Молча прошли они аллею. Евлалия, как во сне, глядела на кусты красных "сердечек", на полуразвалившиеся качели, от которых остались одни столбы, и вдруг упала на скамью, закрыв лицо руками, и заплакала.
Доктор дал ей выплакаться.
Он понимал, что его "здоровая" пациентка, кажется, больше нуждается в лечении, чем больная, и что в душе у нее что-то творится. И ему было жаль молодое существо не только как врачу, но и как человеку.
Как человек он мог только догадываться о причине ее бледности и печального выражения больших глаз, но как врач он определил малокровие и решил вылечить девушку хотя бы помимо ее воли.
Профессиональное самолюбие заставило его захотеть, чтобы Евлалия стала опять сильной, здоровой и цветущей, как и должно быть в таком возрасте. А к этому прибавилась и симпатия к грустной девушке.
Доктор Зворянцев был еще молодой человек, не так давно потерявший любимую мать. С год тому назад он перевелся из провинции в Петербург, где чувствовал себя очень одиноким. Работы у него было меньше, чем в земстве, и он как-то обрадовался серьезному делу. Но его живо заинтересовала не столько маленькая пациентка, сколько эта бледная, печальная девушка, живущая уединенно в этом старом доме.
— Простите меня, доктор! — не смотря на него, прошептала Евлалия, утирая слезы, когда успокоился взрыв острого горя.
— Полно, полно, чего там! — добродушно возразил ей доктор. — Нервочки у нас пошаливают: я вас заставлю обтираться каждый день мокрой простыней, и все пройдет.
Он действительно начал следить за тем, чтобы она исполняла все его предписания, и они замечательно помогли Евлалии. То есть, в сущности, помогали не столько обтирания и прогулки, сколько наполнившаяся вдруг деятельностью жизнь, страстная нежность выздоравливающей Литы и заботливое внимание и дружеское отношение молодого доктора.

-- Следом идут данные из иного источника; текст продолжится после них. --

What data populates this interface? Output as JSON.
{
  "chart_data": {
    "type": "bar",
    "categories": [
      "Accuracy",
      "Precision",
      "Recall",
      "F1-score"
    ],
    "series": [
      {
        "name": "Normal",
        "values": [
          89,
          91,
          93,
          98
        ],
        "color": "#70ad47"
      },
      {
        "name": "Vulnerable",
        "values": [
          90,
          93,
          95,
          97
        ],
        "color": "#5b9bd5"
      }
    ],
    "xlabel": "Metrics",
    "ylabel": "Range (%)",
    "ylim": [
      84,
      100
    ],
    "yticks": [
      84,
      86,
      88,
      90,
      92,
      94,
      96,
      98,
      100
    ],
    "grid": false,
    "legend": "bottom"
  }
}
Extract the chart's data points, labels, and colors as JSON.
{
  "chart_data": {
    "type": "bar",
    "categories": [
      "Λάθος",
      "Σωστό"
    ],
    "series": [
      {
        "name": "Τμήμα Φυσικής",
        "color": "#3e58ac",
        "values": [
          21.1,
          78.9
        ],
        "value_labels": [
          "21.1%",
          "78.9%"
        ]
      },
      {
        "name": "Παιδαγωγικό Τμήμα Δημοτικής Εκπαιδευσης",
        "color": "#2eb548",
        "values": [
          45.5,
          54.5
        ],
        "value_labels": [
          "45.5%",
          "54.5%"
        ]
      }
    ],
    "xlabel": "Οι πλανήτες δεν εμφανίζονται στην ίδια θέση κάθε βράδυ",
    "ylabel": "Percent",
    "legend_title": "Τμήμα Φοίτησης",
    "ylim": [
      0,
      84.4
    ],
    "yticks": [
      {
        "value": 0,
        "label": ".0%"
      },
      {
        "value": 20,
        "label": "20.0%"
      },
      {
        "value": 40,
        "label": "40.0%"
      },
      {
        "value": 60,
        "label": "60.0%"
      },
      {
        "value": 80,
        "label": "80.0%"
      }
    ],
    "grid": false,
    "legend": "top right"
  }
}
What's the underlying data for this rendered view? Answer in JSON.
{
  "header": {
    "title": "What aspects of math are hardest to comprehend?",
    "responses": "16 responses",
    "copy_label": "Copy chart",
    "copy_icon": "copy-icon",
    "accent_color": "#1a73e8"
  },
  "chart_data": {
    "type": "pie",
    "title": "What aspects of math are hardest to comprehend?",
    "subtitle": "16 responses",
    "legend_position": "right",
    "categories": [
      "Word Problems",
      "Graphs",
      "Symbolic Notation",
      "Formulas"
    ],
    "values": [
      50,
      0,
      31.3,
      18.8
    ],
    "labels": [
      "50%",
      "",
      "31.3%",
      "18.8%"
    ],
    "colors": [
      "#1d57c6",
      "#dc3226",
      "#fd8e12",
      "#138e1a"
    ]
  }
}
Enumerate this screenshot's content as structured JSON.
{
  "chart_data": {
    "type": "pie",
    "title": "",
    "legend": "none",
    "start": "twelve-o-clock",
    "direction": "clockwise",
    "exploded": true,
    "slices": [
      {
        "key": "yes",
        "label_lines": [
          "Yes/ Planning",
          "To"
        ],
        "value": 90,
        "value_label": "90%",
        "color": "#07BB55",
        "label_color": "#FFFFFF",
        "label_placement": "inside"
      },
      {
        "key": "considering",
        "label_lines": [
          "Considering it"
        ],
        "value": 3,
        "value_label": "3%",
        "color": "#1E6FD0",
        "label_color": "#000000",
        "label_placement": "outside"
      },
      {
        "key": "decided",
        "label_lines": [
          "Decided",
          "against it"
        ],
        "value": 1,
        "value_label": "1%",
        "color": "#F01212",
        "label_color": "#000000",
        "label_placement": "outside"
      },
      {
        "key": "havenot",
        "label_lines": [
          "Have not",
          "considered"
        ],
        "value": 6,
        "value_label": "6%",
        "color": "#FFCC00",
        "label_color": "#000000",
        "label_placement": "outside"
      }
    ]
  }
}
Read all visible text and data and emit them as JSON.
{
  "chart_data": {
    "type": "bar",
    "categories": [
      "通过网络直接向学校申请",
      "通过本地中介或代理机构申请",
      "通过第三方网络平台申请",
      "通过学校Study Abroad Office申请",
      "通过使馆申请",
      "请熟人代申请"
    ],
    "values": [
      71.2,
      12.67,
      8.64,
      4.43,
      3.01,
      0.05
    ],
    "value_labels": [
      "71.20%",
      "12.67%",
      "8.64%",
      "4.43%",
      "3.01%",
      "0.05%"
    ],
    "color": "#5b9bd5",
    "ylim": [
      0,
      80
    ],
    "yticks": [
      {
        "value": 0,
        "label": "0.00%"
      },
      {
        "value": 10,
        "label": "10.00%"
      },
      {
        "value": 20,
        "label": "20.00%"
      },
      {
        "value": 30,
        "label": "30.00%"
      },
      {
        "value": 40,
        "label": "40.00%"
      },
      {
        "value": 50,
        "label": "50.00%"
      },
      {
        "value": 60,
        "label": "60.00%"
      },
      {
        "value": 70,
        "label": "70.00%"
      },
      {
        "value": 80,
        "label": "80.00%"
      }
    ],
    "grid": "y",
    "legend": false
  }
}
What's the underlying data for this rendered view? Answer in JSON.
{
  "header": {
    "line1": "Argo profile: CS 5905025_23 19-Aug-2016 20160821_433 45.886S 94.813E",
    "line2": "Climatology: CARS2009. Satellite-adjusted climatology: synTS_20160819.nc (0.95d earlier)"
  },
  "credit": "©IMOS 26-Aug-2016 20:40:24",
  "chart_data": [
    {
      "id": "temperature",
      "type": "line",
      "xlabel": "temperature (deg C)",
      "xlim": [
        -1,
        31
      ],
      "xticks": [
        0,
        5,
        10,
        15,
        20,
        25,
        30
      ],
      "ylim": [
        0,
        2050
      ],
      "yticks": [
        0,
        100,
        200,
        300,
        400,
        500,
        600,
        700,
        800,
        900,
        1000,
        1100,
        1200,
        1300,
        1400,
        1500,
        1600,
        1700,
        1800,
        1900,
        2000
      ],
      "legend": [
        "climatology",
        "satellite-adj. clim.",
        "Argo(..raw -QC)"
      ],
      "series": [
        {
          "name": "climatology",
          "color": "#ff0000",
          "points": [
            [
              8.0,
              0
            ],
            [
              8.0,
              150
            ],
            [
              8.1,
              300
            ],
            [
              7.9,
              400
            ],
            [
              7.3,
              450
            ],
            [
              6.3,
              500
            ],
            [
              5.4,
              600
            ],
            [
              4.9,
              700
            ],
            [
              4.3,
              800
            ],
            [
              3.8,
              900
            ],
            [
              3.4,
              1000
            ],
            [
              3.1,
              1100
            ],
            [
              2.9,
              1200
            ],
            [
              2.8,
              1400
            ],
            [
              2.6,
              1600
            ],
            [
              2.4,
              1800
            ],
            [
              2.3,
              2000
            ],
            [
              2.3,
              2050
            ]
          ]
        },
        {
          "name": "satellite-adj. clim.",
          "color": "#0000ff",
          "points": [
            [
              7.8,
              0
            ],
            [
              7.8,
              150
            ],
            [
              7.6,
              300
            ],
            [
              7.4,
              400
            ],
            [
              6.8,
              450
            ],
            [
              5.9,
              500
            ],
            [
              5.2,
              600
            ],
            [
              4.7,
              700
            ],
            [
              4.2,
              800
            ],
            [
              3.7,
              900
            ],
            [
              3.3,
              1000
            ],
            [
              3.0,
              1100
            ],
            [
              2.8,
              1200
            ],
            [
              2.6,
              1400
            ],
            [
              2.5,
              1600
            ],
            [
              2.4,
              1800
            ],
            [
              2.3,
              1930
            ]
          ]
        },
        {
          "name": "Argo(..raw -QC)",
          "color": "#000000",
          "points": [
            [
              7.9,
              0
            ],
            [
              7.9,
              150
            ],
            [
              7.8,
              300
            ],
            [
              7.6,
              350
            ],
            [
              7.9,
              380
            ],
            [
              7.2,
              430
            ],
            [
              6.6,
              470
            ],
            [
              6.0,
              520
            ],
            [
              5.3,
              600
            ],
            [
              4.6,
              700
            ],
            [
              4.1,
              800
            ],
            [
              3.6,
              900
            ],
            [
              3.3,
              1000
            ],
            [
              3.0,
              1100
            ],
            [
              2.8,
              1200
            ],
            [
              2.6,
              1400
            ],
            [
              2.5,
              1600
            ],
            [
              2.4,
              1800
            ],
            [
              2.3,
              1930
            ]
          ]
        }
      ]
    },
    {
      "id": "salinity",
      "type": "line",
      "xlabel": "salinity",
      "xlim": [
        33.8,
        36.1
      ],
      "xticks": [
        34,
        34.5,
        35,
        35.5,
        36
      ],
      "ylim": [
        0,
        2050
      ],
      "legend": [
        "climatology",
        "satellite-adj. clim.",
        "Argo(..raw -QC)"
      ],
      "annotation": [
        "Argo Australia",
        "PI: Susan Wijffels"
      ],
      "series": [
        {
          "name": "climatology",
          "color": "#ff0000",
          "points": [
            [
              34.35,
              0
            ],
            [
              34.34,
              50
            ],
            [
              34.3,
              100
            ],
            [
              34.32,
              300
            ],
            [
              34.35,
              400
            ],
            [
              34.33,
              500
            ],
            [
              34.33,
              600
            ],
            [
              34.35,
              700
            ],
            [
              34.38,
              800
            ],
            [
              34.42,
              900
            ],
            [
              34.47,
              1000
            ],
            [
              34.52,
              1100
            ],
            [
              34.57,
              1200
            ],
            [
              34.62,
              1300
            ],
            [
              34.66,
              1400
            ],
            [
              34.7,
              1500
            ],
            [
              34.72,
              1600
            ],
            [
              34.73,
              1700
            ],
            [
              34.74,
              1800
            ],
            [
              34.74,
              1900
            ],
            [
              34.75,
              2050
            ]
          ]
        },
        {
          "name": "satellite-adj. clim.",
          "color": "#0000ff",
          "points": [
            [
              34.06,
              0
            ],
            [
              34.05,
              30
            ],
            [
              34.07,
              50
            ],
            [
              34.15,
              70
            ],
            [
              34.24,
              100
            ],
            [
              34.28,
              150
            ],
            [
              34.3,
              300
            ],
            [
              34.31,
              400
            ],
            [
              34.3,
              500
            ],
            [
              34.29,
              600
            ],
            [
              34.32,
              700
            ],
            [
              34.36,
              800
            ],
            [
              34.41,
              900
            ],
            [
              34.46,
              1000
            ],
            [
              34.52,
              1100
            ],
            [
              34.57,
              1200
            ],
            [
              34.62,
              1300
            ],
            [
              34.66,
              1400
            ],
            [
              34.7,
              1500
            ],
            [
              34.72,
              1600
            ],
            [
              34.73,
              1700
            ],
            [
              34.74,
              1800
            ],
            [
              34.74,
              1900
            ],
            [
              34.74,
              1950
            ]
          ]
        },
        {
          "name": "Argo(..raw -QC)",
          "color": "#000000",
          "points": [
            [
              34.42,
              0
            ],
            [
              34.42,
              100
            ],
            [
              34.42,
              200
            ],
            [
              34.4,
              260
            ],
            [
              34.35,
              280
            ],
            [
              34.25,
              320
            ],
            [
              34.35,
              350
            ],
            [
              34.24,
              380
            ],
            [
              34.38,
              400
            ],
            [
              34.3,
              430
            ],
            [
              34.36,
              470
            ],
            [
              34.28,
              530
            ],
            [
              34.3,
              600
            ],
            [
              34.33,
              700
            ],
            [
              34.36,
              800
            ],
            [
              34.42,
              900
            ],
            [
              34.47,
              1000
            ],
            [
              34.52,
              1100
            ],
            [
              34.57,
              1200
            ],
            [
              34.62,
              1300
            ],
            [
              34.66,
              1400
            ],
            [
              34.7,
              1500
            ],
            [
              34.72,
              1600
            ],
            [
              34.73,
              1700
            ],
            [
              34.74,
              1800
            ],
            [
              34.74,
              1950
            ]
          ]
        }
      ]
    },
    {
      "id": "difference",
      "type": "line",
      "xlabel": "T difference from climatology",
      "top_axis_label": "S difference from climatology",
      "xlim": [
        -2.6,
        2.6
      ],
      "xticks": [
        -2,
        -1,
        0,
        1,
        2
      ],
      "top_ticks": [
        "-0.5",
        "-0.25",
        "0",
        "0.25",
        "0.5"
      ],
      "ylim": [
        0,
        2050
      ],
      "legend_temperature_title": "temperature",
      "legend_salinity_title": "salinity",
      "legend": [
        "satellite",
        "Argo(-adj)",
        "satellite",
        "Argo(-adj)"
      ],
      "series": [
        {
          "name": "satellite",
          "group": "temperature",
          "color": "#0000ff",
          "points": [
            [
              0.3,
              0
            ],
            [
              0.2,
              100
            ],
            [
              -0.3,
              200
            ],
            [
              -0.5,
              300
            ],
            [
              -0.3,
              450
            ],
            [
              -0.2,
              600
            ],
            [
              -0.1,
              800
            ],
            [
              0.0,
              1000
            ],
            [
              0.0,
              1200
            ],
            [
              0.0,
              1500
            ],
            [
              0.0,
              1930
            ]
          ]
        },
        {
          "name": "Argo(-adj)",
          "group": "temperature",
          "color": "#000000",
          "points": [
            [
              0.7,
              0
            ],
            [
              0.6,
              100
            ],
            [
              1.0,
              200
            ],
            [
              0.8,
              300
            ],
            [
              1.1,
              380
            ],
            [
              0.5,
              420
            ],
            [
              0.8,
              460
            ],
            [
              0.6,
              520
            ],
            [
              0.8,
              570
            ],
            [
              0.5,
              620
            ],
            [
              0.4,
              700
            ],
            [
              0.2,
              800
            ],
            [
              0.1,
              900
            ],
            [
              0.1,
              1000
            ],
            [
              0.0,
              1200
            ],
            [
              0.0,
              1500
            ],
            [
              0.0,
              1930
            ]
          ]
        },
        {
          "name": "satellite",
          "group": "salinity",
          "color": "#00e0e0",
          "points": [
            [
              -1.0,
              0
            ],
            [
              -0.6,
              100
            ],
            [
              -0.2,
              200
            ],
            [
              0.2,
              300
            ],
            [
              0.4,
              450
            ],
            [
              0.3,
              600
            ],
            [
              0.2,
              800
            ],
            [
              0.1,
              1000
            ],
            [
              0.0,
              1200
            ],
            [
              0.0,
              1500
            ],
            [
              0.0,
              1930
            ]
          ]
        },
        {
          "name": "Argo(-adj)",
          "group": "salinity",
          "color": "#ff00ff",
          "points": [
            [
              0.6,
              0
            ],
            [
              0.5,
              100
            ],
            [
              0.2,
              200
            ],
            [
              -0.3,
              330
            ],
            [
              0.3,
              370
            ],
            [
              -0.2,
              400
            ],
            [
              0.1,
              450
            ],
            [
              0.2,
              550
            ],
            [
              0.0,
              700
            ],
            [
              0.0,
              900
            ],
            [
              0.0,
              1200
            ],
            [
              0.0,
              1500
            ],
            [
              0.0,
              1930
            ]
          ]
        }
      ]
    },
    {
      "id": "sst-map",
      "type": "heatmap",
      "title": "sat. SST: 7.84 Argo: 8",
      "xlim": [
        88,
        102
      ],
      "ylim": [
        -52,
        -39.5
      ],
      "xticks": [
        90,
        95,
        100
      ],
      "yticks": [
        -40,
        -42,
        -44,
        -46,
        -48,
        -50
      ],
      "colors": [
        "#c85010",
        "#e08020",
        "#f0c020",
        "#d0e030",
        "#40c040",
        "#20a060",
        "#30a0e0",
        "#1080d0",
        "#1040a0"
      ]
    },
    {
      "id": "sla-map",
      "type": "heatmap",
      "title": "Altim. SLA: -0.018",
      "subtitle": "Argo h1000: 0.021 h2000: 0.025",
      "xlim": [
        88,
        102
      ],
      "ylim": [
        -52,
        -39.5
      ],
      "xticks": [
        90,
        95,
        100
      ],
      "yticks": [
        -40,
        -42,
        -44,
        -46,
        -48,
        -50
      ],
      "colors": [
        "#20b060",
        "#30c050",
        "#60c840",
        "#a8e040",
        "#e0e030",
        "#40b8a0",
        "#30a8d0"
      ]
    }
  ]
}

Теперь, каждый раз говоря по привычке "До завтра!", Евлалия произносила эти слова не машинально, как обычные слова прощания. За ними виднелся целый день тихого ожидания и спокойной уверенности в том, что завтра в это же время задребезжит звонок, и Антипьевна впустит его, такого сильного, красивого и спокойного, и опять он повозится с Литой, расцветавшей с его приходом, а потом поведет Евлалию в сад и заставит "делать моцион".
Теперь Евлалия больше не плакала в саду; они с доктором все больше дружились и разговаривали, как будто были знакомы друг с другом давным-давно.
Он ей рассказывал о большом городе на Волге, откуда он был родом, о своем детстве, о своей матери. Она тоже рассказала ему о себе, и наконец даже про последние семь лет…
Когда все это было высказано, она почувствовала себя совсем легко и просто с доктором.
Он задумчиво слушал ее, очевидно, сочувствуя ее горю. А потом сказал ей:
— Да, вот когда мама умерла, я, знаете, сам чуть с ума не сошел. Она для меня всем была. Но… знаете, что спасло меня от полного отчаяния?
— Что?
— Больные мои. Некогда было о себе думать… надо было лечить, ездить. Как раз в то лето холера была; так, знаете, до того доходило, что по три ночи подряд ложиться не приходилось. А как потом доберешься до постели, так мертвым сном заснешь. И вошел в колею.
— Да, у меня не было дела, — промолвила она.
— Не было, зато теперь есть — девочку-то ведь вы же не бросите? — И он пытливо взглянул ей в глаза.
Она помолчала и потом медленно и твердо сказала:
— Не брошу.
Она чувствовала действительно, что бросить Литу ей уже будет невозможно.
Выздоравливающая девочка прямо молилась на нее: вся потребность ласки и любви, бывшие в ней под гнетом, теперь проснулась, и она перенесла их на тетю Евлалию.
И Евлалия непроизвольно поддалась прелести этой робкой и горячей привязанности.
Так отрадно ей было видеть, как при ее появлении исхудавшее личико девочки все освещалось счастливой улыбкой, как тянулись к ней слабые руки и тихий голосок шептал:
— Я уж по тебе соскучилась, тетя Евлалия.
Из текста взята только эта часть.